La conquête de Mars
On a posé un nouveau doigt sur Mars sous la forme d’un robot fouilleur chargé de récolter des échantillons de roches martiennes qu’on ira rechercher quand ils seront prêts, dans deux ou trois ans. L’espace légendaire du ciel devient opérationnel. On peut le voir au télescope jusqu’aux limites des galaxies, le mesurer, positionner ses composantes et leur donner une forme. On peut s’y déplacer loin au-delà de la Lune. La perspective terrestre cède devant la perspective interplanétaire.
Les images de l’amarsissage de l’astromobile Perseverance, le 19 février, ont mis 11,5 minutes-lumière pour arriver sur les écrans de la NASA. Lorsque les ingénieurs de la salle de contrôle se sont levés pour applaudir, l’événement avait déjà eu lieu, onze minutes et demie plus tôt. Entre le moment où l’engin était censé se poser et le moment où ils l’ont vu posé, il a fallu que la lumière ait franchi les 55 millions de kilomètres qui nous séparent de lui en ligne droite. Pour qui attend la réussite ou l’échec d’une mission extraordinairement complexe et onéreuse, ces onze minutes sont interminables. Elles sont très courtes au regard de l’infiniment loin de l’espace galactique.
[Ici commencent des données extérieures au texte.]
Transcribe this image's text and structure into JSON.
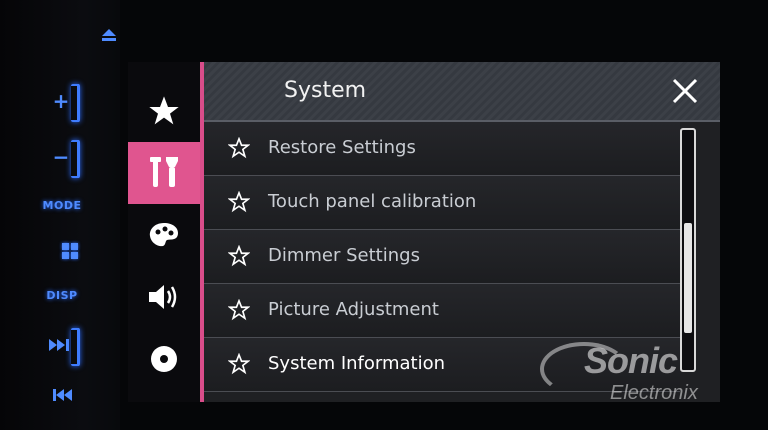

Elles sont un quasiinstantané au regard de l’histoire.
Il avait fallu sept mois à la reine Isabel de Castille pour apprendre que Christophe Colomb, parti avec ses vaisseaux en direction de l’ouest le 3 août 1492, avait touché terre au-delà de l’Atlantique. Il avait fallu neuf mois à Vasco de Gama pour accoster à Calicut en 1498 et presque autant pour revenir et s’annoncer vivant à Manuel Ier, roi du Portugal.
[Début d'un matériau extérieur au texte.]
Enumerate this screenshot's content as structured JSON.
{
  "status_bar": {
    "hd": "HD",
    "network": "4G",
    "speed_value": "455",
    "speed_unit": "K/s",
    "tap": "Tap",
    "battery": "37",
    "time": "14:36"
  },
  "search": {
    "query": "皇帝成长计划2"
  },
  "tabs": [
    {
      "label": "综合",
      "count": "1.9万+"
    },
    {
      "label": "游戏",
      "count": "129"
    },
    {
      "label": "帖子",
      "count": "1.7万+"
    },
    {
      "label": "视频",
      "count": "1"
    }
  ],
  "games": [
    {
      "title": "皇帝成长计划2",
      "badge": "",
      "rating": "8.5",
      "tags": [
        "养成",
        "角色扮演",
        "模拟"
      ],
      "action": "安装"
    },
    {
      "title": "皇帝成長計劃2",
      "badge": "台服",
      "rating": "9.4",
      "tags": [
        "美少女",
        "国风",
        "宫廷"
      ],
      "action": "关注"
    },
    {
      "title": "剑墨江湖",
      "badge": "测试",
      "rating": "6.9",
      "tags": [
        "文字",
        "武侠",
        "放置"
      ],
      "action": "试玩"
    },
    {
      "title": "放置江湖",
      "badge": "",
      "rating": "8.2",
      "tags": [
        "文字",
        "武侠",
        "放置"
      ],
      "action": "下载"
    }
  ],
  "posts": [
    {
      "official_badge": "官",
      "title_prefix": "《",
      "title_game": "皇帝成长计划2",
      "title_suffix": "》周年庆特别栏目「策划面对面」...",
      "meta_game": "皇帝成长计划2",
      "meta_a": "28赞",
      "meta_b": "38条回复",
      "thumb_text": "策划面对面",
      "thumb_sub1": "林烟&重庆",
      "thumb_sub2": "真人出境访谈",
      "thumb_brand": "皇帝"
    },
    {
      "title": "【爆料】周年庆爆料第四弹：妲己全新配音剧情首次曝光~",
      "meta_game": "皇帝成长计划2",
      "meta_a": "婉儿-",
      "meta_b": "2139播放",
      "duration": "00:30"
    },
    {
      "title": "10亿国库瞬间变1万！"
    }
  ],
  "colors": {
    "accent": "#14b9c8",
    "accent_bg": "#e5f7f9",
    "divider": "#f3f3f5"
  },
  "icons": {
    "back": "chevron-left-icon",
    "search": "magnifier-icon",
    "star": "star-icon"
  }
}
Le XVIe siècle est le premier moment de re-situation de l’homme européen dans son contexte terrestre. Son espace mythique médiéval s’est désagrégé en faveur de l’espace réel éprouvé. Au retour de Pedro Alvarez Cabral, qui avait touché les côtes du Brésil en avril 1500, le conseil de Manuel Ier s’est réuni pour savoir s’il fallait poursuivre. Le chroniqueur du monarque, Joao de Barros, rapporta la séance: «Pour beaucoup, à la seule vue d’une si grande côte dessinée sur la carte maritime et de tant de routes indiquées que nos vaisseaux semblaient parcourir deux fois le tour du Monde connu, un tel vertige d’imagination les saisissait que leur jugement en était obscurci.»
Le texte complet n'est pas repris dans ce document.